The study also found the library effect is greater in writing, with students who have access to good resources, in most cases, two to five times more likely to score advanced than those without.
For example, 13.2 percent of students scored advanced in writing in schools with a full-time certified librarian while 5.3 percent did so in those without.
"These differences are not explained away by the socioeconomic, racial/ethnic or disability status of the students," the study stated.
That's because the study took each subgroup and compared test scores within the subgroup based on whether various resources were available.
The study concluded that some student subgroups that tend to have academic achievement gaps -- such as racial minorities, economically disadvantaged and special education -- "benefit more proportionally than the general school population."
For black students, it found six times as many who have flexible access to their school library during the day scored advanced on state writing tests as black students lacking such access.
The study found that higher scores were more common in schools spending at least $21 per student annually on library resources.
The study estimated it would cost $128.9 million in 2012-13 to have a full-time certified librarian in every Pennsylvania public school.
Libraries are among the resources threatened in the days of tight school funding.
Mary Kay Biagini, director of the school library certification program at the School of Information Sciences at the University of Pittsburgh and an analyst for the study, said that 56 percent of public schools in the state didn't have access to a full-time school librarian in 2011-12.
With the economic conditions and resulting library cuts of the past two years, she said, "Students are getting even less of a chance to have access to library resources and information literacy curriculum."
She believes school libraries will be even more important as schools implement the new Common Core State Standards in English language arts and math that call for the curriculum to go deeper in fewer areas rather than skimming the surface in many.
"They are more rigorous and they go hand in hand with the various kinds of content and processes that school librarians are teaching, which is in the area of information literacy, evaluating diverse media, selecting informational text, drawing evidence from primary and secondary sources, developing research questions, synthesizing information.
"All of these are areas the school librarian is an expert in and works collaboratively with teachers."
The study used 2011 data from a Pennsylvania State Board of Education school library survey and test score data from the Pennsylvania System of School Assessment tests.
The project partners were the Pennsylvania School Librarians Association, Health Sciences Library Consortium and the Education Law Center of Pennsylvania.
The Institute of Museum and Library Services provided support, but the views expressed in it do not necessarily represent those of the institute.
The study is called "Creating 21st-Century Learners: A Report on Pennsylvania's Public School Libraries."
The study states it is the first library study in Pennsylvania to look at the relationship between libraries and test scores and the first in the nation to look at the impact on subgroups.
Ms.
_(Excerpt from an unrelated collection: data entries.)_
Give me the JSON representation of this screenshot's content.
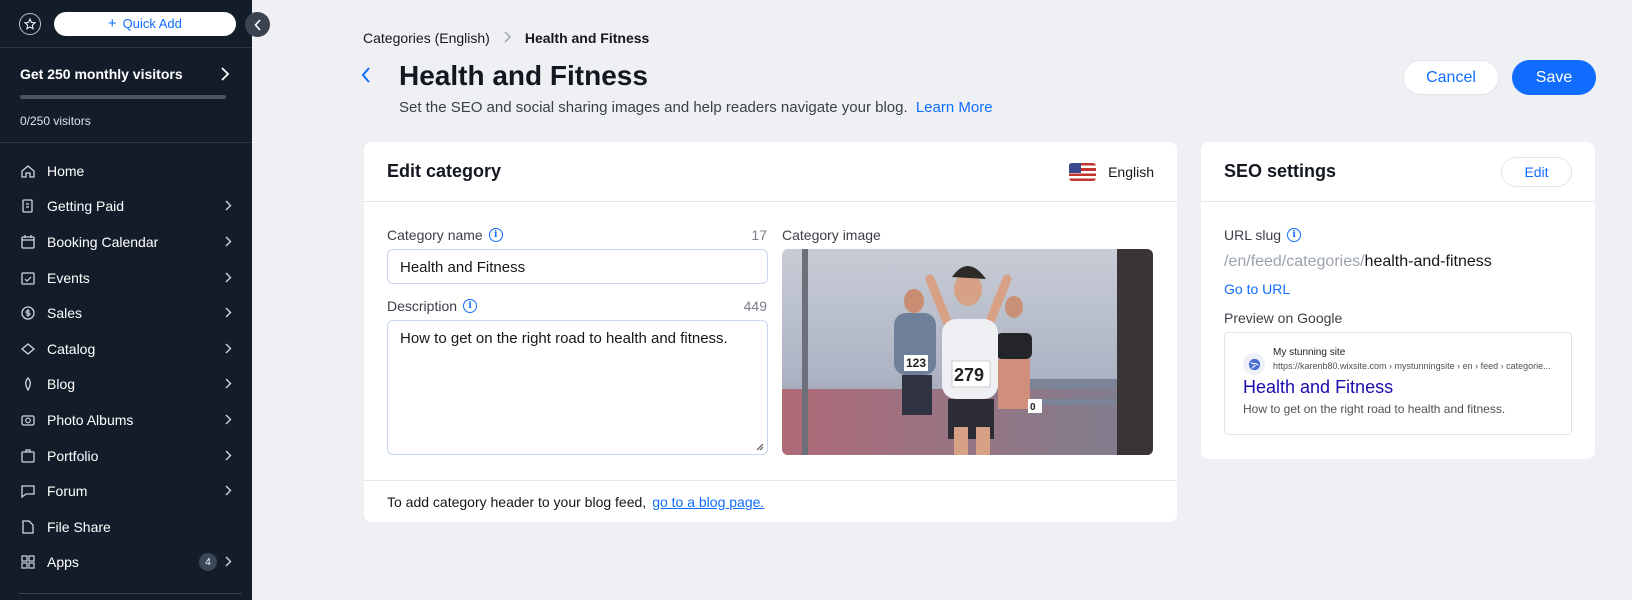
{
  "sidebar": {
    "quick_add_label": "Quick Add",
    "promo": {
      "title": "Get 250 monthly visitors",
      "progress": 0,
      "count_text": "0/250 visitors"
    },
    "items": [
      {
        "label": "Home",
        "icon": "home-icon",
        "chevron": false
      },
      {
        "label": "Getting Paid",
        "icon": "getting-paid-icon",
        "chevron": true
      },
      {
        "label": "Booking Calendar",
        "icon": "calendar-icon",
        "chevron": true
      },
      {
        "label": "Events",
        "icon": "events-icon",
        "chevron": true
      },
      {
        "label": "Sales",
        "icon": "sales-icon",
        "chevron": true
      },
      {
        "label": "Catalog",
        "icon": "catalog-icon",
        "chevron": true
      },
      {
        "label": "Blog",
        "icon": "blog-icon",
        "chevron": true
      },
      {
        "label": "Photo Albums",
        "icon": "camera-icon",
        "chevron": true
      },
      {
        "label": "Portfolio",
        "icon": "portfolio-icon",
        "chevron": true
      },
      {
        "label": "Forum",
        "icon": "forum-icon",
        "chevron": true
      },
      {
        "label": "File Share",
        "icon": "file-icon",
        "chevron": false
      },
      {
        "label": "Apps",
        "icon": "apps-icon",
        "chevron": true,
        "badge": "4"
      }
    ]
  },
  "breadcrumb": {
    "parent": "Categories (English)",
    "current": "Health and Fitness"
  },
  "header": {
    "title": "Health and Fitness",
    "subtitle": "Set the SEO and social sharing images and help readers navigate your blog.",
    "learn_more": "Learn More",
    "cancel_label": "Cancel",
    "save_label": "Save"
  },
  "edit_category": {
    "title": "Edit category",
    "language": "English",
    "name_label": "Category name",
    "name_count": "17",
    "name_value": "Health and Fitness",
    "description_label": "Description",
    "description_count": "449",
    "description_value": "How to get on the right road to health and fitness.",
    "image_label": "Category image",
    "image_bibs": [
      "123",
      "279",
      "0"
    ],
    "footer_text": "To add category header to your blog feed,",
    "footer_link": "go to a blog page."
  },
  "seo": {
    "title": "SEO settings",
    "edit_label": "Edit",
    "url_slug_label": "URL slug",
    "slug_prefix": "/en/feed/categories/",
    "slug_value": "health-and-fitness",
    "go_to_url": "Go to URL",
    "preview_label": "Preview on Google",
    "google": {
      "site_name": "My stunning site",
      "url": "https://karenb80.wixsite.com › mystunningsite › en › feed › categorie...",
      "title": "Health and Fitness",
      "description": "How to get on the right road to health and fitness."
    }
  },
  "colors": {
    "accent": "#116dff",
    "sidebar_bg": "#131d2a",
    "page_bg": "#eef0f4"
  }
}
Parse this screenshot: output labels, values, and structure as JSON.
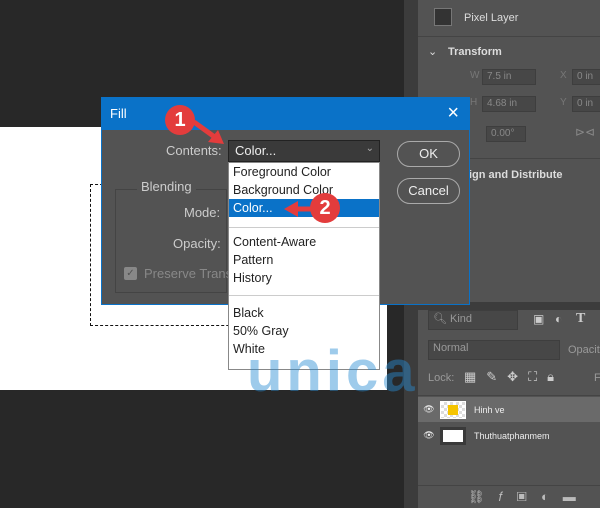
{
  "properties": {
    "header": "Pixel Layer",
    "transform": "Transform",
    "w_label": "W",
    "w_value": "7.5 in",
    "h_label": "H",
    "h_value": "4.68 in",
    "x_label": "X",
    "x_value": "0 in",
    "y_label": "Y",
    "y_value": "0 in",
    "angle_value": "0.00°",
    "align": "Align and Distribute"
  },
  "layers": {
    "kind": "Kind",
    "blend_mode": "Normal",
    "opacity_label": "Opacity",
    "lock_label": "Lock:",
    "fill_label": "Fi",
    "items": [
      {
        "name": "Hinh ve",
        "selected": true
      },
      {
        "name": "Thuthuatphanmem",
        "selected": false
      }
    ]
  },
  "dialog": {
    "title": "Fill",
    "contents_label": "Contents:",
    "contents_value": "Color...",
    "blending": "Blending",
    "mode_label": "Mode:",
    "opacity_label": "Opacity:",
    "preserve": "Preserve Trans",
    "ok": "OK",
    "cancel": "Cancel",
    "options": [
      "Foreground Color",
      "Background Color",
      "Color...",
      "Content-Aware",
      "Pattern",
      "History",
      "Black",
      "50% Gray",
      "White"
    ]
  },
  "annotations": {
    "step1": "1",
    "step2": "2"
  },
  "watermark": "unica",
  "colors": {
    "accent": "#0a72c8",
    "badge": "#e33c3c"
  }
}
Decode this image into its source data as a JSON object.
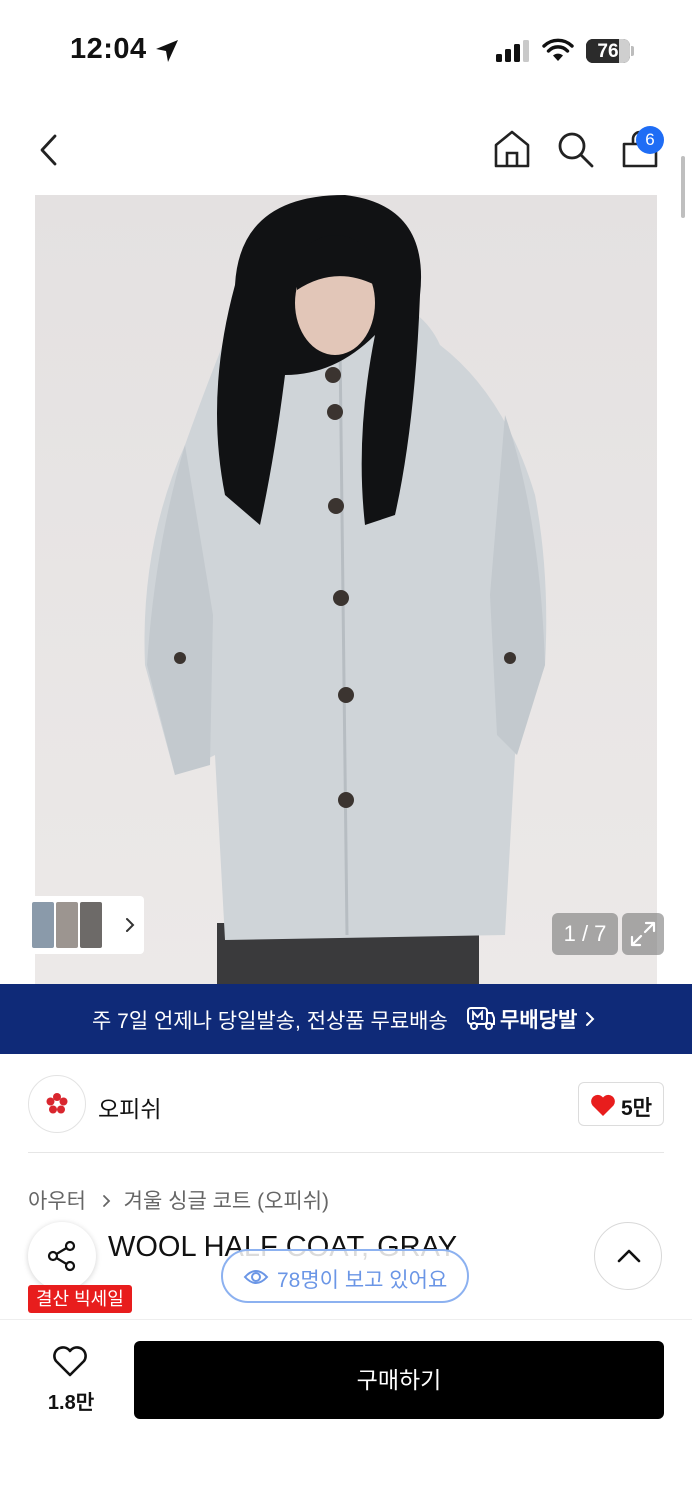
{
  "status_bar": {
    "time": "12:04",
    "battery": "76",
    "battery_level": 0.76
  },
  "nav": {
    "cart_count": "6",
    "icons": [
      "back-chevron-icon",
      "home-icon",
      "search-icon",
      "shopping-bag-icon"
    ]
  },
  "gallery": {
    "counter": "1 / 7",
    "thumbnails": 3
  },
  "banner": {
    "text": "주 7일 언제나 당일발송, 전상품 무료배송",
    "brand_text": "무배당발",
    "color": "#0f2a78"
  },
  "brand": {
    "name": "오피쉬",
    "likes": "5만"
  },
  "breadcrumb": {
    "category": "아우터",
    "subcategory": "겨울 싱글 코트 (오피쉬)"
  },
  "product": {
    "title_visible": "WOOL HALF COAT, GRAY",
    "sale_badge": "결산 빅세일",
    "sale_color": "#e81d1d"
  },
  "viewers": {
    "text": "78명이 보고 있어요"
  },
  "bottom_bar": {
    "wish_count": "1.8만",
    "buy_label": "구매하기"
  }
}
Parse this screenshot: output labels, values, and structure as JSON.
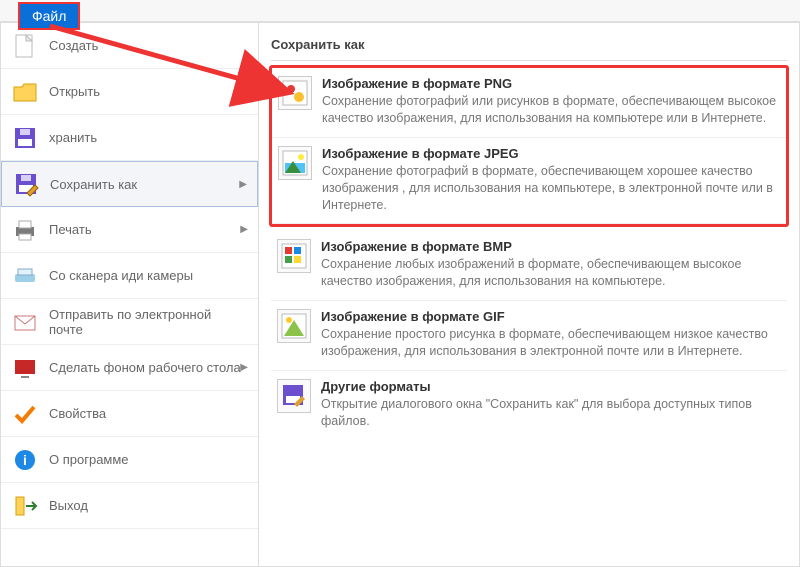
{
  "tab": {
    "file_label": "Файл"
  },
  "left": {
    "items": [
      {
        "label": "Создать"
      },
      {
        "label": "Открыть"
      },
      {
        "label": "хранить"
      },
      {
        "label": "Сохранить как",
        "has_sub": true,
        "active": true
      },
      {
        "label": "Печать",
        "has_sub": true
      },
      {
        "label": "Со сканера иди камеры"
      },
      {
        "label": "Отправить по электронной почте"
      },
      {
        "label": "Сделать фоном рабочего стола",
        "has_sub": true
      },
      {
        "label": "Свойства"
      },
      {
        "label": "О программе"
      },
      {
        "label": "Выход"
      }
    ]
  },
  "right": {
    "title": "Сохранить как",
    "options": [
      {
        "title": "Изображение в формате PNG",
        "desc": "Сохранение фотографий или рисунков в формате, обеспечивающем высокое качество изображения, для использования на компьютере или в Интернете."
      },
      {
        "title": "Изображение в формате JPEG",
        "desc": "Сохранение фотографий в формате, обеспечивающем хорошее качество изображения , для использования на компьютере, в электронной почте или в Интернете."
      },
      {
        "title": "Изображение в формате BMP",
        "desc": "Сохранение любых изображений в формате, обеспечивающем высокое качество изображения, для использования на компьютере."
      },
      {
        "title": "Изображение в формате GIF",
        "desc": "Сохранение простого рисунка в формате, обеспечивающем низкое качество изображения, для использования в электронной почте или в Интернете."
      },
      {
        "title": "Другие форматы",
        "desc": "Открытие диалогового окна \"Сохранить как\" для выбора доступных типов файлов."
      }
    ]
  }
}
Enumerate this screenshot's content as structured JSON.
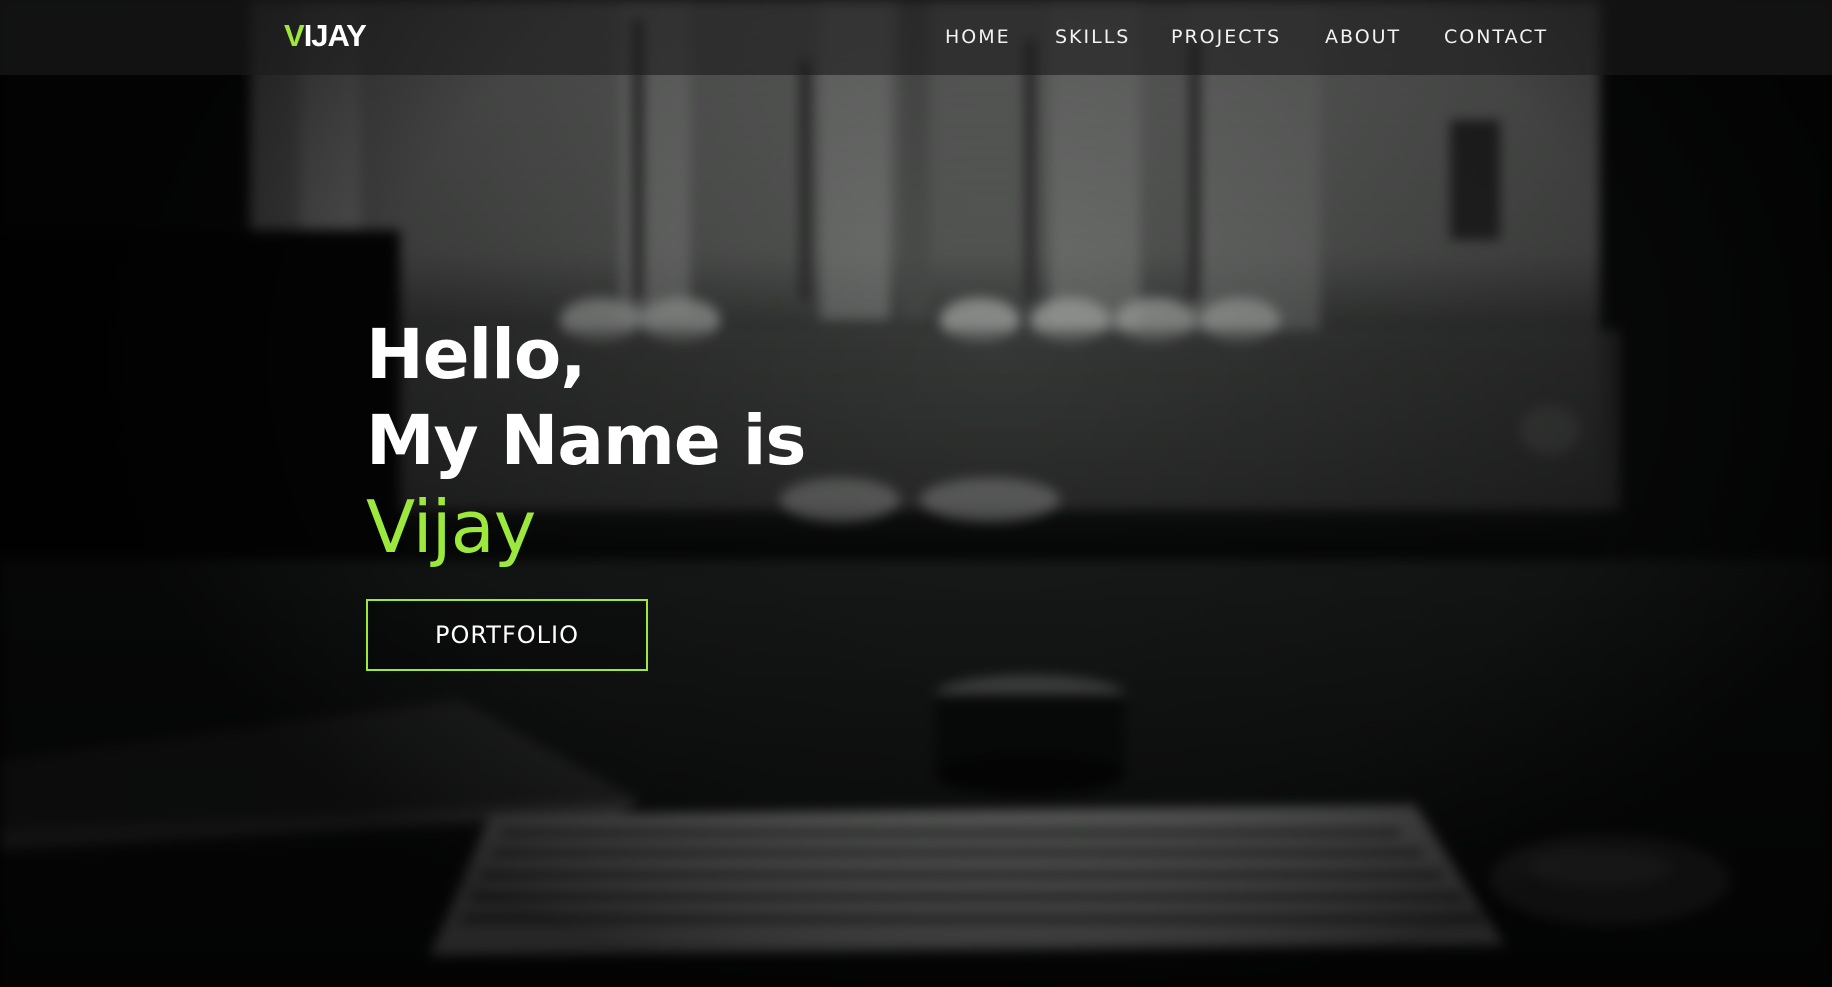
{
  "brand": {
    "first_letter": "V",
    "rest": "IJAY"
  },
  "nav": {
    "items": [
      {
        "label": "HOME"
      },
      {
        "label": "SKILLS"
      },
      {
        "label": "PROJECTS"
      },
      {
        "label": "ABOUT"
      },
      {
        "label": "CONTACT"
      }
    ]
  },
  "hero": {
    "line1": "Hello,",
    "line2": "My Name is",
    "name": "Vijay",
    "button_label": "PORTFOLIO"
  },
  "colors": {
    "accent": "#9de83c",
    "text": "#ffffff",
    "navbar_bg": "rgba(28,28,28,0.62)"
  },
  "background": {
    "description_icon": "desk-keyboard-background-image"
  }
}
Biagini said a school library obviously isn't the only factor contributing to student success, but she said, "There have been a number of studies in 22 states that have done fairly the same amount of research in a similar way that have come up with replicable results."
She said the Pennsylvania study had what may be the widest sampling of school libraries, with 78 percent of school districts and 73 percent of school libraries participating.
The 12 library components in the study were certified librarian with support staff; certified librarian working at least 35 hours a week; more than $11 spent per student; eBooks; more than 10 newer computers; databases; more than 12,000 books; more than 150 videos; audio; flexible scheduling; hours beyond the school day; and more than 21 group visits a week.